There is nothing more frustrating than pushing a critical hotfix only to realize your CI pipeline is stuck in a 25-minute test run. I’ve been there. For a long time, I thought the only solution was to write fewer tests or buy a more expensive runner. But the real answer is sharding tests in GitHub Actions.

Sharding is the process of splitting your test suite into smaller ‘shards’ and running them simultaneously across multiple virtual machines. Instead of one runner doing 1,000 tests in 20 minutes, you have five runners doing 200 tests each in roughly 4 minutes. In this deep dive, I’ll show you how to move from a monolithic test step to a high-performance parallelized architecture.

The Challenge: The Linear Bottleneck

Most developers start with a simple npm test or pytest command in their YAML file. This works great for a few dozen tests. However, as your project grows, your CI time grows linearly. This creates a massive productivity bottleneck. When developers have to wait 20 minutes for a PR check, they switch contexts, lose focus, and slow down the entire team’s velocity.

I remember a project where our integration tests grew so large that we stopped running them on every commit. This led to a surge in regressions. If you’ve already tried to reduce CI/CD build time for tests through caching and you’re still hitting a wall, sharding is your next logical step.

Solution Overview: How Sharding Actually Works

At its core, sharding relies on the GitHub Actions Matrix strategy. Instead of defining a single job, you define a matrix of jobs. Each job is assigned an index (e.g., shard 1 of 4, shard 2 of 4), and your test runner is told to only execute the tests corresponding to that index.

Most modern test frameworks (Playwright, Jest, Pytest) have built-in support for this. If yours doesn’t, you can implement a simple script to divide your test files into buckets based on the matrix index.

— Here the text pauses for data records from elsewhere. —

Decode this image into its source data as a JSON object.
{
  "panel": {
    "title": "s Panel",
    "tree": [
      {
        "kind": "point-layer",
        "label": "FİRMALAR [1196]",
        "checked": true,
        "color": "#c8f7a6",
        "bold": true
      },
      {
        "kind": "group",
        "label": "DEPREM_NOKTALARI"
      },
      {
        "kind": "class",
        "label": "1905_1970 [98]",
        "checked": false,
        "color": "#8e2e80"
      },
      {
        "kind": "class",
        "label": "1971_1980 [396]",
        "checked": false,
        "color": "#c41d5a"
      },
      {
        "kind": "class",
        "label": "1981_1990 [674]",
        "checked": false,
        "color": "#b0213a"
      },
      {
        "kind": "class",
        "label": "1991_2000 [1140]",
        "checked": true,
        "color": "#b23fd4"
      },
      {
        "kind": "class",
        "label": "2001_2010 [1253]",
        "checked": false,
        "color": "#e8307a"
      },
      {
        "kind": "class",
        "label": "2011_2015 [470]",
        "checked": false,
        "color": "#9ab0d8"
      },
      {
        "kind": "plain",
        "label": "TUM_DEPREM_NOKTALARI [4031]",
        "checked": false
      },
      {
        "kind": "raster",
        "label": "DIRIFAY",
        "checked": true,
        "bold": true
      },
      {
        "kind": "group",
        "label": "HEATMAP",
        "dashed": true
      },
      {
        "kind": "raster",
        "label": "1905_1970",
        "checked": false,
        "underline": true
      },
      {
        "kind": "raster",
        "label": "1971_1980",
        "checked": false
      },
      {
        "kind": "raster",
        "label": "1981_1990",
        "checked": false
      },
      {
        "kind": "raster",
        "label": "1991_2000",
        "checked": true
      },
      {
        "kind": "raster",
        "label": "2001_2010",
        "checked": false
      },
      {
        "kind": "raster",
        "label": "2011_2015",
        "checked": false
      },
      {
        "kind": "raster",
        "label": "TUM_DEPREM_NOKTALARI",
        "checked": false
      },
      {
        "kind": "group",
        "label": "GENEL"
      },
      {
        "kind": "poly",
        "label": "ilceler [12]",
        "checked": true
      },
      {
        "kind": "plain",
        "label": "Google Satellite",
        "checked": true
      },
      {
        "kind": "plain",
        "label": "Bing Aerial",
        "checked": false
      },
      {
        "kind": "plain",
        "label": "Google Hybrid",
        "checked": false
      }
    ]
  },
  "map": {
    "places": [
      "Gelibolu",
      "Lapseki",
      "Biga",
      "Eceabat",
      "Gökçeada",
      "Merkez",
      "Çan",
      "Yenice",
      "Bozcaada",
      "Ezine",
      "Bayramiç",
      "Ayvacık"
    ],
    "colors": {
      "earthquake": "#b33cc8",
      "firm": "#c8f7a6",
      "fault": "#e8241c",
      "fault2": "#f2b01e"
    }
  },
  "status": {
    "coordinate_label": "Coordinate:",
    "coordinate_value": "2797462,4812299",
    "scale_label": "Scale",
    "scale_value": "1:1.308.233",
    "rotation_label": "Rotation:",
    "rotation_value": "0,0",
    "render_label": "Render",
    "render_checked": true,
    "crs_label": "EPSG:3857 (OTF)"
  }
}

Techniques for Implementation

1. Using Playwright (Built-in Sharding)

Playwright makes this incredibly easy. It provides a --shard=x/y flag that handles the logic for you. Here is how I set it up in my production pipelines:


jobs:
  test:
    runs-on: ubuntu-latest
    strategy:
      fail-fast: false
      matrix:
        shardIndex: [1, 2, 3, 4]
        shardTotal: [4]
    steps:
      - uses: actions/checkout@v4
      - uses: actions/setup-node@v4
      - run: npm ci
      - run: npx playwright test --shard=${{ matrix.shardIndex }}/${{ matrix.shardTotal }}

2. Using Jest (Custom Logic)

Jest doesn’t have a native --shard flag like Playwright, but you can achieve the same result using jest-shard or a simple bash script. In my experience, using a dedicated package is cleaner:


- run: npx jest-shard --shard=${{ matrix.shardIndex }} --total=${{ matrix.shardTotal }}

3. Generic Bash Sharding (The “Manual” Way)

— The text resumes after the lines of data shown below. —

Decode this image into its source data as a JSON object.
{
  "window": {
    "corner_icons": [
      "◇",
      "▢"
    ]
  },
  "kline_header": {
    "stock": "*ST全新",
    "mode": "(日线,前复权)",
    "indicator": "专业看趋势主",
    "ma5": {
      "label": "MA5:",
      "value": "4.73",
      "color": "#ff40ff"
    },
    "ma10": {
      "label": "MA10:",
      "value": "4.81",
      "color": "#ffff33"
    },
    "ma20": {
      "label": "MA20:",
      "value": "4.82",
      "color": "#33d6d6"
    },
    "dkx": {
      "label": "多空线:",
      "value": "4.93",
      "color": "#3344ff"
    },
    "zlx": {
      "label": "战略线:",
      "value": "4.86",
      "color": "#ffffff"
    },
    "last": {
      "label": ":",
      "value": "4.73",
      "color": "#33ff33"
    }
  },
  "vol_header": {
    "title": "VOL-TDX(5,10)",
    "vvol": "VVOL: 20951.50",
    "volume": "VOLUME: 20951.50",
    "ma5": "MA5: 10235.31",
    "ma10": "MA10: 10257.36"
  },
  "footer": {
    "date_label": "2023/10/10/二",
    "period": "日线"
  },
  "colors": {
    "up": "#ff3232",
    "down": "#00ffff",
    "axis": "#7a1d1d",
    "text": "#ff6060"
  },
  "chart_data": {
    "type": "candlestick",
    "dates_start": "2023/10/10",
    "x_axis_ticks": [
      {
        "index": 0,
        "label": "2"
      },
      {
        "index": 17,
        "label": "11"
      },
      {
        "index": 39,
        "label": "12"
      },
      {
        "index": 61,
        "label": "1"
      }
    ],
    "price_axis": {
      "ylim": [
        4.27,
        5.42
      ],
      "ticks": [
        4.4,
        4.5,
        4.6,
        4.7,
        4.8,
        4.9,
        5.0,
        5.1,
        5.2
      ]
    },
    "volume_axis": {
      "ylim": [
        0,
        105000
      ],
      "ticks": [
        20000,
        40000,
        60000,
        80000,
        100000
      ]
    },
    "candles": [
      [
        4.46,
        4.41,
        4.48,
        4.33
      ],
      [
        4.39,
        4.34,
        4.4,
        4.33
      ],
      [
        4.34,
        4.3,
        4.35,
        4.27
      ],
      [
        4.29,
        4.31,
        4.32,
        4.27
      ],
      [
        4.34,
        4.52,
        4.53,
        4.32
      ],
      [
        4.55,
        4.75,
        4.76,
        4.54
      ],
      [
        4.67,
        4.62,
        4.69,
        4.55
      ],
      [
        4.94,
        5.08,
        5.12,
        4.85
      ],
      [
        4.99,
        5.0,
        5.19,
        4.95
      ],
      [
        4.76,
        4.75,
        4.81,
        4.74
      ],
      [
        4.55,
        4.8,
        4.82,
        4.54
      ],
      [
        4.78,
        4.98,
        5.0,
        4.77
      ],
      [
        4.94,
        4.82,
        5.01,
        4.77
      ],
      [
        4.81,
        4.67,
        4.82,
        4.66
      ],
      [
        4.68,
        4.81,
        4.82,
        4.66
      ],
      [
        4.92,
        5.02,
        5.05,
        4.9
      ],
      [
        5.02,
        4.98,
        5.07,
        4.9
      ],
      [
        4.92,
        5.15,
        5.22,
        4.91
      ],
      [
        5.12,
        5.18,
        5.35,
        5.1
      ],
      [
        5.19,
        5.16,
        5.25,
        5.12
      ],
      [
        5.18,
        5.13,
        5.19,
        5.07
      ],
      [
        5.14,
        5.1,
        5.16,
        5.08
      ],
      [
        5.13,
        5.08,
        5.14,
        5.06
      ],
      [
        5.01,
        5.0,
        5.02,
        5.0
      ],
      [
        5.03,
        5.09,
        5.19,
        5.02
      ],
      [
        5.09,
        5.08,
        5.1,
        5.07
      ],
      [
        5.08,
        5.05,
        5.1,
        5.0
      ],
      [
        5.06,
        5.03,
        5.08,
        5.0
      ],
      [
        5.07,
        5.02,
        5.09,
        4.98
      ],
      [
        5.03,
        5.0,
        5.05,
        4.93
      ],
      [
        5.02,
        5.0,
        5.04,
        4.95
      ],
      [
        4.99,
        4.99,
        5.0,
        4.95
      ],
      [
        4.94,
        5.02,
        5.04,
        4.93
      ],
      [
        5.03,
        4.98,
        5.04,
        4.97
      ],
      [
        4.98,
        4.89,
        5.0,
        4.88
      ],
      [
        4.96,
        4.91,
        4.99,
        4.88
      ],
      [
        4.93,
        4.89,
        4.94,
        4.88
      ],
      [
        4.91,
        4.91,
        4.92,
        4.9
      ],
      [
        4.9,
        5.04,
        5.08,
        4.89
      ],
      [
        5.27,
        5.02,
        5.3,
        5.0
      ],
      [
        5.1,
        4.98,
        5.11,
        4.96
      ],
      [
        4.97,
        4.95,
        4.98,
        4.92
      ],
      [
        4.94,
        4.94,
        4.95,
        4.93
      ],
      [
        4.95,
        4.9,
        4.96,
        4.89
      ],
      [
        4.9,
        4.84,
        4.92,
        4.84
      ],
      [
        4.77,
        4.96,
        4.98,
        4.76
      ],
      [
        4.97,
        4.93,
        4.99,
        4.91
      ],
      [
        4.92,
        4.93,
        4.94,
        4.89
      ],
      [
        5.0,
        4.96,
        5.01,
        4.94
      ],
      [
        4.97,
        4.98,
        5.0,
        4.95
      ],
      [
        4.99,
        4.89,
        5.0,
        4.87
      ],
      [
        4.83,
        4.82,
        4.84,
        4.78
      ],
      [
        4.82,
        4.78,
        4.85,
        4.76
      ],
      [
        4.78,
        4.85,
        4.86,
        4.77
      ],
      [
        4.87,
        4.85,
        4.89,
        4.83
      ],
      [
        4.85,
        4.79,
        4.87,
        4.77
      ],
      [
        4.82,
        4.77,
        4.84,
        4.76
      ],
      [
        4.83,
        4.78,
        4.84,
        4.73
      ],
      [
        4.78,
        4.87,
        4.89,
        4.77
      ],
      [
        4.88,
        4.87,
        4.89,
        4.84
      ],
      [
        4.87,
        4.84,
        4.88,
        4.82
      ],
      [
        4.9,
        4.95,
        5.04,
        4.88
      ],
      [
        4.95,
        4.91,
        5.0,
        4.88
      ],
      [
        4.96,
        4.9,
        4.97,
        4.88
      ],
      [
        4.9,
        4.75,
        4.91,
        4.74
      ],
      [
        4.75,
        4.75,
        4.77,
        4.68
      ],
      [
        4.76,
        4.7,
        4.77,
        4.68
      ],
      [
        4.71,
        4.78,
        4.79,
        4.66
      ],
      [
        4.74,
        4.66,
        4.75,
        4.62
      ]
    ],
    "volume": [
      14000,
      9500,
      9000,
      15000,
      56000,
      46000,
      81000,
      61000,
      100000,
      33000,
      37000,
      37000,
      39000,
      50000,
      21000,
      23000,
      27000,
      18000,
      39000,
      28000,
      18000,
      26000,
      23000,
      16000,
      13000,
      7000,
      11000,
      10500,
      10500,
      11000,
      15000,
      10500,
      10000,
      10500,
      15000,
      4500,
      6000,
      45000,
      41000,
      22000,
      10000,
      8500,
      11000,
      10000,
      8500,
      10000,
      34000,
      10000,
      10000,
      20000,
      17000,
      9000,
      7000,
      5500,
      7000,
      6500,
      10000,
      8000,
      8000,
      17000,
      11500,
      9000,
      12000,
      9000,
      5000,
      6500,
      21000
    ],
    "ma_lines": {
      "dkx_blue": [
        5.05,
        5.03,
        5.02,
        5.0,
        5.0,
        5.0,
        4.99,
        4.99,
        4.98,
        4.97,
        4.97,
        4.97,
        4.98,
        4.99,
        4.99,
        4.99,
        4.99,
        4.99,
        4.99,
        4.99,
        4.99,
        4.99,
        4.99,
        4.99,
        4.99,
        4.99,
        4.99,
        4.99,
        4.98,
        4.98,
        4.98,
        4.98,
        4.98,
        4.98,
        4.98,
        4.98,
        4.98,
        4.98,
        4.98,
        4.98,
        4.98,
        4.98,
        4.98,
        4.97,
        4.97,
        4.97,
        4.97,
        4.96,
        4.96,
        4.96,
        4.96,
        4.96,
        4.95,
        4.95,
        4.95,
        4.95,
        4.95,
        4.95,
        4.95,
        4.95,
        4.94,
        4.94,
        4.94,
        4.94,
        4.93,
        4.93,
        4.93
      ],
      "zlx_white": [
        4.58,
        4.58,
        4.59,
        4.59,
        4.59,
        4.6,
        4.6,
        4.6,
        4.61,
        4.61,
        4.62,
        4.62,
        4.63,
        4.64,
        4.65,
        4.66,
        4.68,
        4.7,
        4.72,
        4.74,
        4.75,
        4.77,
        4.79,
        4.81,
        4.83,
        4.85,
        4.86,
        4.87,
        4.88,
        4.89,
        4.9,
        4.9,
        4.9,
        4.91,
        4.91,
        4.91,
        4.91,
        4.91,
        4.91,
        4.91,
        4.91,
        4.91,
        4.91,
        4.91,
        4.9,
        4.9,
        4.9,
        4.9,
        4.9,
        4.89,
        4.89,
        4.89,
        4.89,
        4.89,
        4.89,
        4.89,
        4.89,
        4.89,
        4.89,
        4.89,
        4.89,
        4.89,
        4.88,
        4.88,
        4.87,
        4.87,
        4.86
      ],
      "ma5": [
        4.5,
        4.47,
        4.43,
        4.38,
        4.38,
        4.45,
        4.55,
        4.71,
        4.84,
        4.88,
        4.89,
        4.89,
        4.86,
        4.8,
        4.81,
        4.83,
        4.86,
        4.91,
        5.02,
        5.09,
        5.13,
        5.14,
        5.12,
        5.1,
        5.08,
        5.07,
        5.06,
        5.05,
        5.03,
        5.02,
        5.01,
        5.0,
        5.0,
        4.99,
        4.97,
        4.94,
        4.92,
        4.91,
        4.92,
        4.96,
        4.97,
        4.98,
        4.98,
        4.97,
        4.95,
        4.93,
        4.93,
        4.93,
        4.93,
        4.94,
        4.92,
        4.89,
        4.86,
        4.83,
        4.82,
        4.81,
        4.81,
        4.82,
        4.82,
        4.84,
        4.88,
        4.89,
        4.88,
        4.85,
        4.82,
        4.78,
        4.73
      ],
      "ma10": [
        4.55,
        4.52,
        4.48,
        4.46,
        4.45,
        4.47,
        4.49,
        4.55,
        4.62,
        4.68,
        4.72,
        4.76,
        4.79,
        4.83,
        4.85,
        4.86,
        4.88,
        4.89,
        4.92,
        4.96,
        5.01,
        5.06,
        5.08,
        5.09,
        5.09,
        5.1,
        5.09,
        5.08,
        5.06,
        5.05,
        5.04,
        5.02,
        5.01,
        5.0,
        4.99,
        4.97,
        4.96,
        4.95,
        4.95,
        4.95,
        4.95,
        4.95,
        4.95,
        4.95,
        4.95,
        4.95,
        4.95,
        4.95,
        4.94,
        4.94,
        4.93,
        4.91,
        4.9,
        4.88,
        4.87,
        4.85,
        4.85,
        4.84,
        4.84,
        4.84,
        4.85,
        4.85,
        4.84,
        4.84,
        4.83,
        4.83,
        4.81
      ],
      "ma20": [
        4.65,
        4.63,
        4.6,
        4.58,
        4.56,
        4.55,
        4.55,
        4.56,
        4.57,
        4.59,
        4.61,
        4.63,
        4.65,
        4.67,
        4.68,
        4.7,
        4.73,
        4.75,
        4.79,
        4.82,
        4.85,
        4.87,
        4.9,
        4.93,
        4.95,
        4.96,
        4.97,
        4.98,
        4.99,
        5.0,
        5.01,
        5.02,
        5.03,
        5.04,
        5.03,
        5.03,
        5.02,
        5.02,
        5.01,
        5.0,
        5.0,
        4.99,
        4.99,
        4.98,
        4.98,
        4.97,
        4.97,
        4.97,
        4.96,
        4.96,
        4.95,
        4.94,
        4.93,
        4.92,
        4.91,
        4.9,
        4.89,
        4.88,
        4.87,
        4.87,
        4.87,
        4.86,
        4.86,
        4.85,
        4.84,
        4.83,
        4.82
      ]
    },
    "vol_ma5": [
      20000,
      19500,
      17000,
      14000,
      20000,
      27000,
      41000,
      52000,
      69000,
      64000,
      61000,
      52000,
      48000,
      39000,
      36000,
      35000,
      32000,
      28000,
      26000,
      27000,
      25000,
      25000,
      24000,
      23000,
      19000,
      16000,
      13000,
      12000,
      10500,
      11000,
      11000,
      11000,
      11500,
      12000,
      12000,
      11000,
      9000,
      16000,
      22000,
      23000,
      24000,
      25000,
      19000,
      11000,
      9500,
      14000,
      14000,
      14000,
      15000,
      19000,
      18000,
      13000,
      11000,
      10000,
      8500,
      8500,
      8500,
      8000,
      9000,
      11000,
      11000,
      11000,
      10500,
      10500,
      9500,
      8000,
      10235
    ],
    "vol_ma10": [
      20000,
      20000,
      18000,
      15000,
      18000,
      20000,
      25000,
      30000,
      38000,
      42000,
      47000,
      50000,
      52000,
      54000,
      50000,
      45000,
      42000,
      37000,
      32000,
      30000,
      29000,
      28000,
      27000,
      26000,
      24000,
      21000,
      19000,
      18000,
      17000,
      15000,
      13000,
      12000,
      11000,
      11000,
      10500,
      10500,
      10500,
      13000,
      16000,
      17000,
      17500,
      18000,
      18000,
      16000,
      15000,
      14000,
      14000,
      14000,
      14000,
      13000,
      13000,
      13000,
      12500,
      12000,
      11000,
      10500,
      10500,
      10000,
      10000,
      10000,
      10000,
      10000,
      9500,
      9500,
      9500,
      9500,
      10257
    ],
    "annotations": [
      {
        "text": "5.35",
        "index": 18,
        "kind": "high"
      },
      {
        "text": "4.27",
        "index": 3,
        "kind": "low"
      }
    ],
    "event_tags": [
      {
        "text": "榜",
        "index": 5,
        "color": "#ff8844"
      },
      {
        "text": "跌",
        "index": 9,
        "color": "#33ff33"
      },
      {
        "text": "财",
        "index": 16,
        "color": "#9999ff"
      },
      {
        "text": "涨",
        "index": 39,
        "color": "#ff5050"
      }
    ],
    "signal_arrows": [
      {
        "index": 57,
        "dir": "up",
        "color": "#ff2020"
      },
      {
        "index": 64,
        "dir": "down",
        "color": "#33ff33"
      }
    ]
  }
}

If you’re using a tool that doesn’t support sharding, you can split your test directory using a bash script. As shown in the image below, the goal is to distribute files evenly across your runners.

I typically use a script that lists all test files, calculates the modulus of the file index against the total shards, and executes only the matching files.

Comparison of sequential vs sharded test execution flow
Comparison of sequential vs sharded test execution flow

Looking to automate more? Check out my GitHub Actions test automation tutorial to master the basics before diving into advanced scaling.

Performance Benchmarks: Before vs. After

I ran a benchmark on a suite of 400 E2E tests. The results were staggering. By increasing the shard count from 1 to 4, I didn’t just get a linear speedup; I significantly reduced the probability of “flaky” timeouts caused by resource contention on a single VM.

Configuration Total Execution Time Cost (GitHub Minutes) Feedback Loop
Single Runner (No Sharding) 22m 14s 22m Slow
4 Shards (Parallel) 6m 45s 27m (Combined) Fast
10 Shards (Parallel) 3m 12s 35m (Combined) Instant

Notice the tradeoff: as you increase shards, your total “billed minutes” increase slightly due to the overhead of booting multiple VMs and installing dependencies on each. However, the wall-clock time (the time you actually wait) drops drastically.

Pitfalls and Common Mistakes

Sharding isn’t magic; it introduces new complexities that I’ve spent many late nights debugging:

Final Verdict

Sharding tests in GitHub Actions is the single most effective way to scale a CI pipeline. While it increases the consumption of GitHub Action minutes, the gain in developer productivity far outweighs the cost. If your build takes longer than 10 minutes, stop optimizing your code and start sharding your infrastructure.